Accenture setzt bei seinen Recruiting-Prozessen sehr stark auf AI. Den Begriff künstliche Intelligenz mag Good aber nicht. „Angewandte Intelligenz“ findet er treffender. Denn hinter jedem Prozess stehe ein Mensch. Dazu komme, dass die Algorithmen nur so gut sein können, wie die zugrundeliegenden Daten. Auch für Julia Bangerth ist künstliche Intelligenz noch nicht der Recruiter von Morgen. Die Frage sei auch, ob man als Kandidat von einer KI ausgesucht werden wolle. Für sie ist ein gut ausgereifter digitaler Bewerbungsprozess erst einmal wichtiger. Das gehe von der Stellenanzeige über das Vorstellungsgespräch bis hin zur Vertragsgestaltung.

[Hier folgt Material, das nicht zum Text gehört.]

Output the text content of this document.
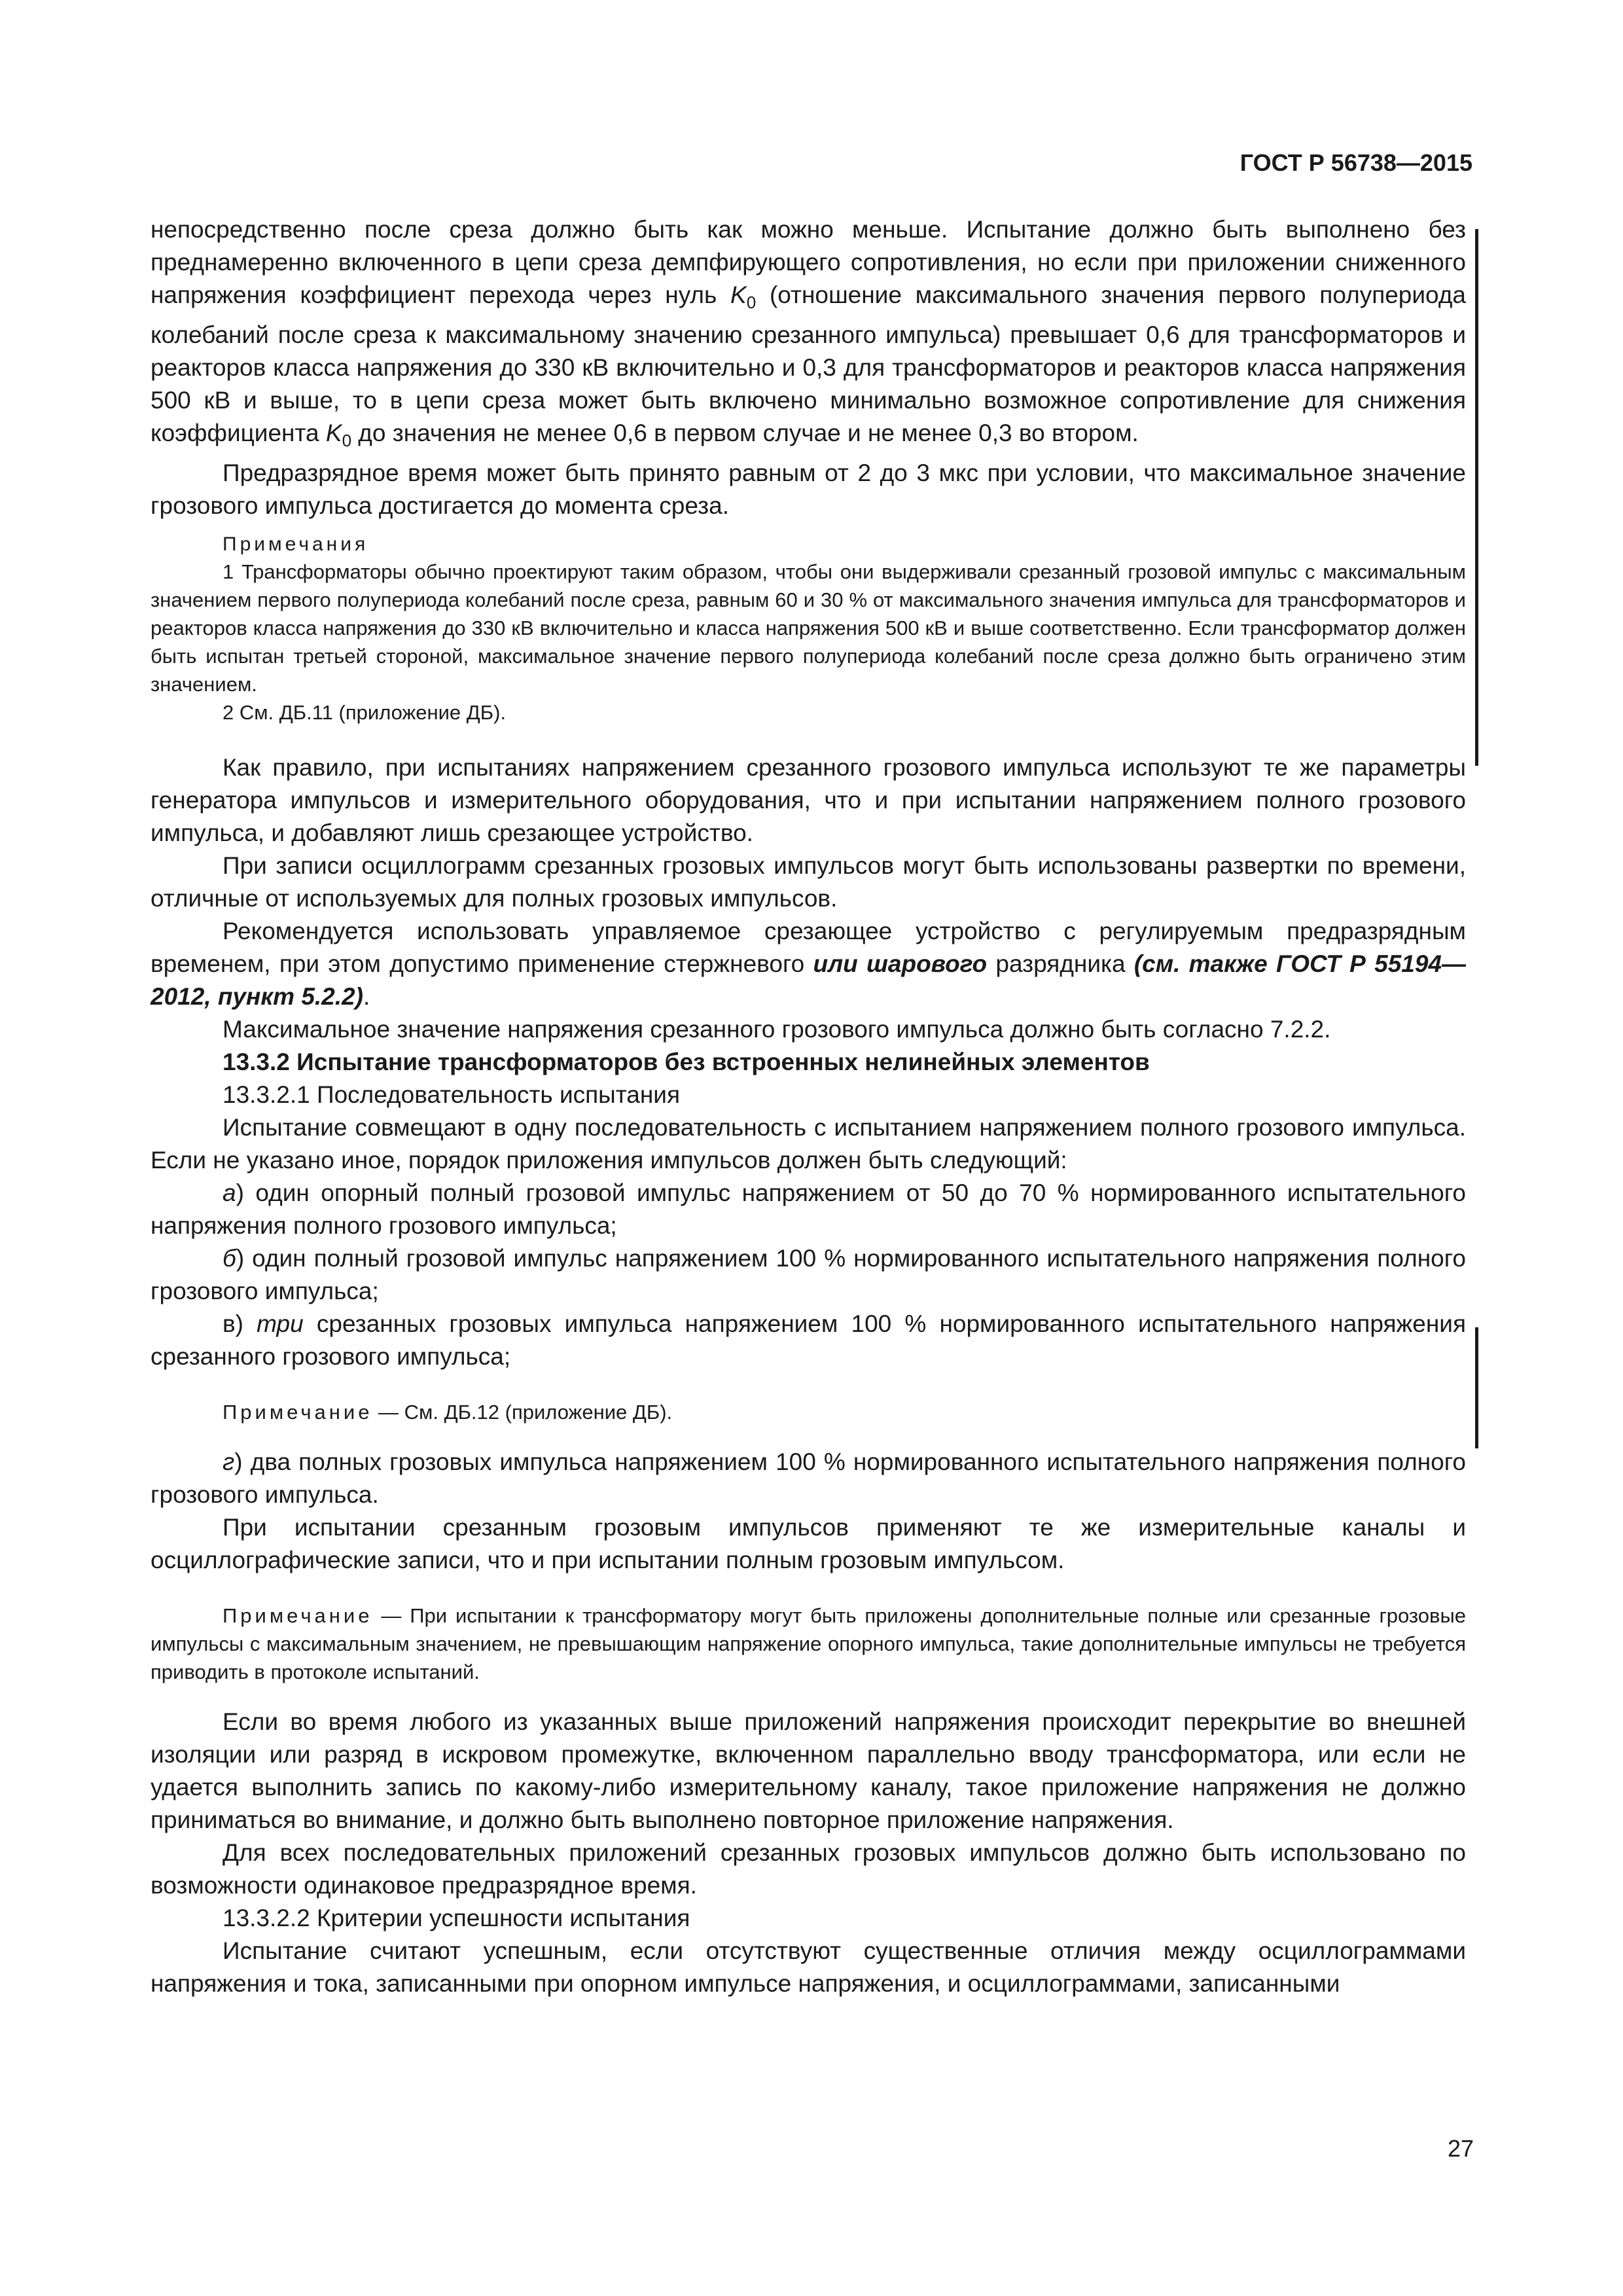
ГОСТ Р 56738—2015

непосредственно после среза должно быть как можно меньше. Испытание должно быть выполнено без преднамеренно включенного в цепи среза демпфирующего сопротивления, но если при приложении сниженного напряжения коэффициент перехода через нуль $K_0$ (отношение максимального значения первого полупериода колебаний после среза к максимальному значению срезанного импульса) превышает 0,6 для трансформаторов и реакторов класса напряжения до 330 кВ включительно и 0,3 для трансформаторов и реакторов класса напряжения 500 кВ и выше, то в цепи среза может быть включено минимально возможное сопротивление для снижения коэффициента $K_0$ до значения не менее 0,6 в первом случае и не менее 0,3 во втором.

Предразрядное время может быть принято равным от 2 до 3 мкс при условии, что максимальное значение грозового импульса достигается до момента среза.

Примечания

1 Трансформаторы обычно проектируют таким образом, чтобы они выдерживали срезанный грозовой импульс с максимальным значением первого полупериода колебаний после среза, равным 60 и 30 % от максимального значения импульса для трансформаторов и реакторов класса напряжения до 330 кВ включительно и класса напряжения 500 кВ и выше соответственно. Если трансформатор должен быть испытан третьей стороной, максимальное значение первого полупериода колебаний после среза должно быть ограничено этим значением.

2 См. ДБ.11 (приложение ДБ).

Как правило, при испытаниях напряжением срезанного грозового импульса используют те же параметры генератора импульсов и измерительного оборудования, что и при испытании напряжением полного грозового импульса, и добавляют лишь срезающее устройство.

При записи осциллограмм срезанных грозовых импульсов могут быть использованы развертки по времени, отличные от используемых для полных грозовых импульсов.

Рекомендуется использовать управляемое срезающее устройство с регулируемым предразрядным временем, при этом допустимо применение стержневого или шарового разрядника (см. также ГОСТ Р 55194—2012, пункт 5.2.2).

Максимальное значение напряжения срезанного грозового импульса должно быть согласно 7.2.2.

13.3.2 Испытание трансформаторов без встроенных нелинейных элементов

13.3.2.1 Последовательность испытания

Испытание совмещают в одну последовательность с испытанием напряжением полного грозового импульса. Если не указано иное, порядок приложения импульсов должен быть следующий:

а) один опорный полный грозовой импульс напряжением от 50 до 70 % нормированного испытательного напряжения полного грозового импульса;

б) один полный грозовой импульс напряжением 100 % нормированного испытательного напряжения полного грозового импульса;

в) три срезанных грозовых импульса напряжением 100 % нормированного испытательного напряжения срезанного грозового импульса;

Примечание — См. ДБ.12 (приложение ДБ).

г) два полных грозовых импульса напряжением 100 % нормированного испытательного напряжения полного грозового импульса.

При испытании срезанным грозовым импульсов применяют те же измерительные каналы и осциллографические записи, что и при испытании полным грозовым импульсом.

Примечание — При испытании к трансформатору могут быть приложены дополнительные полные или срезанные грозовые импульсы с максимальным значением, не превышающим напряжение опорного импульса, такие дополнительные импульсы не требуется приводить в протоколе испытаний.

Если во время любого из указанных выше приложений напряжения происходит перекрытие во внешней изоляции или разряд в искровом промежутке, включенном параллельно вводу трансформатора, или если не удается выполнить запись по какому-либо измерительному каналу, такое приложение напряжения не должно приниматься во внимание, и должно быть выполнено повторное приложение напряжения.

Для всех последовательных приложений срезанных грозовых импульсов должно быть использовано по возможности одинаковое предразрядное время.

13.3.2.2 Критерии успешности испытания

Испытание считают успешным, если отсутствуют существенные отличия между осциллограммами напряжения и тока, записанными при опорном импульсе напряжения, и осциллограммами, записанными

27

Für uns als Headhunter ist die Unterstützung von digitalen Assistenten ungemein wertvoll. Aber wir verlassen uns am Ende ebenfalls auf unsere Erfahrung und Menschenkenntnis. Dafür nehmen wir uns die Zeit, mit Kandidatinnen und Kandidaten zu sprechen und herauszufinden, ob sie zu unseren Kunden passen – und umgekehrt.